IEMA's Acorn scheme has been in operation since 2004 and has guided hundreds of organisations of every size and sector through its phased approach to implementing an environmental management system (EMS)

Beam and D20 are two businesses that have been using the Acorn scheme. Here they describe the benefits the scheme brought them.


London-based graphic design consultancy Beam registered to the Acorn scheme in 2008 through inspection body NQA and is currently at phase I.

Why the Acorn scheme?

“We adopted the Acorn scheme because the decisions made in the planning and creative stage of a project can have a massive impact on how sustainable the process and final product will be.

“Following certain guidelines we have created our own working processes leading to more sustainable designs,” said Bream’s director, Christine Fent.

Sustainability Scorecard System

To calculate its overall environmental footprint for a design project, Beam has created a unique Sustainability Scorecard System. The system assesses a product’s impact against a three-point criterion, which takes into account its source, energy impact (during production) and disposal. Using this simple measure allows Beam to choose the best and least harmful processes and materials.

Plans for the future

Beam plans to work its way to phase III when additional resource and time can be allocated.

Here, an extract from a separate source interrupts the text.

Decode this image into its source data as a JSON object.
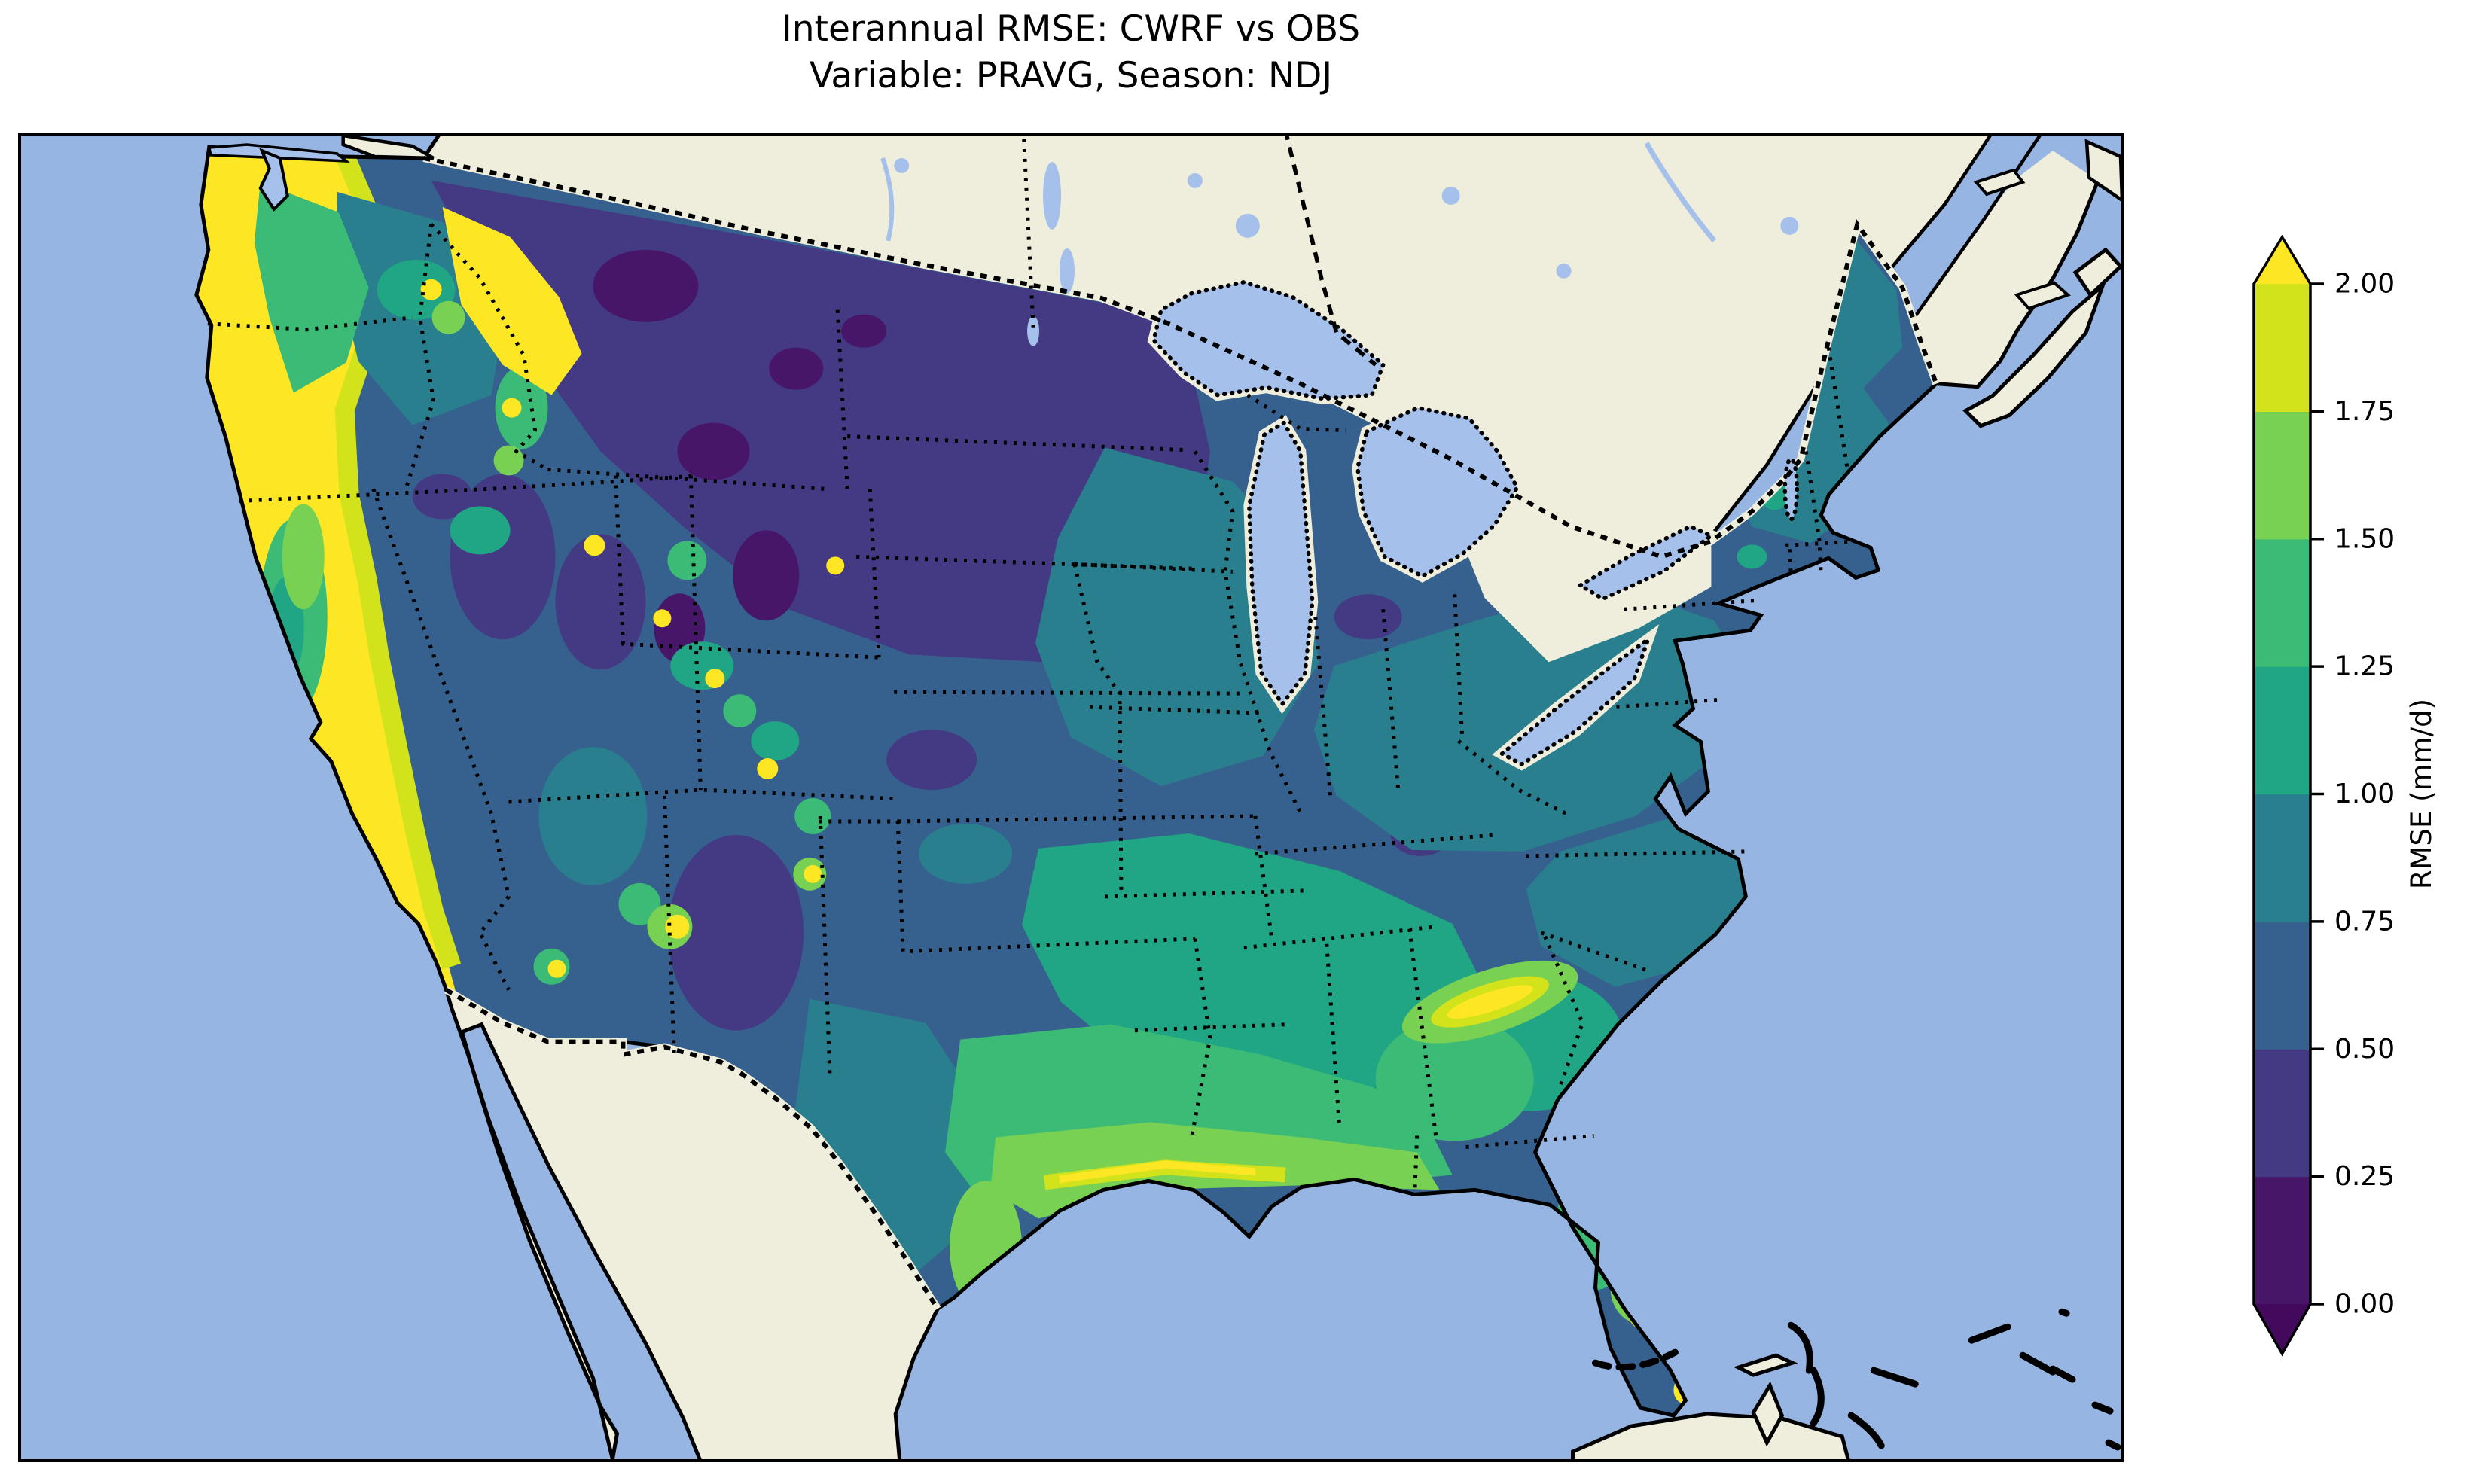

It will continue to raise environmental awareness internally through “switchoff” campaigns and “green” days.


D20 is a civil engineering contractor supplying earthwork and groundwork services to the construction industry.

Operating predominantly in southwest England, D20 works across industrial, commercial and local authority projects.

Why the Acorn scheme?

Prior to joining the Acorn scheme, D20 had a range of environmental procedures in place. To achieve more formal recognition and to boost its environmental profile, D20 registered to the scheme in 2010 through inspectors AJA registrars.

“The decision to implement a formal EMS was straightforward as we could see the long-term benefits to our business,” said operations manager, Tom Reeves.

D20 also found the staged audit process a worthwhile experience. “Being audited in stages allows you to have confidence that you are heading in the correct direction. The auditor would give helpful feedback to focus our attention on what areas of the system needed improving” said Reeves.

Drivers and achievements

In joining Acorn D20 wanted to address:

  • Waste disposal – D20 handles large amounts of hazardous and nonhazardous waste. The firm wanted a system in place to ensure safe disposal and compliance with regulation.
  • Recycling – A system for ensuring used materials and products are recycled where possible to avoid prosecution and reduce rising landfill costs.
  • Conservation – D20 wanted a system to mitigate any potential impacts its projects could have on habitat species.

Now the organisation has been certified to phase III, D20 has been able to tackle such challenges.

Plans for the future

  • To look deeper into its supply chain and at options for using the most sustainable materials on the market.
  • Explore strategies to further reduce waste going to landfill.
  • Start the journey to achieving 14001.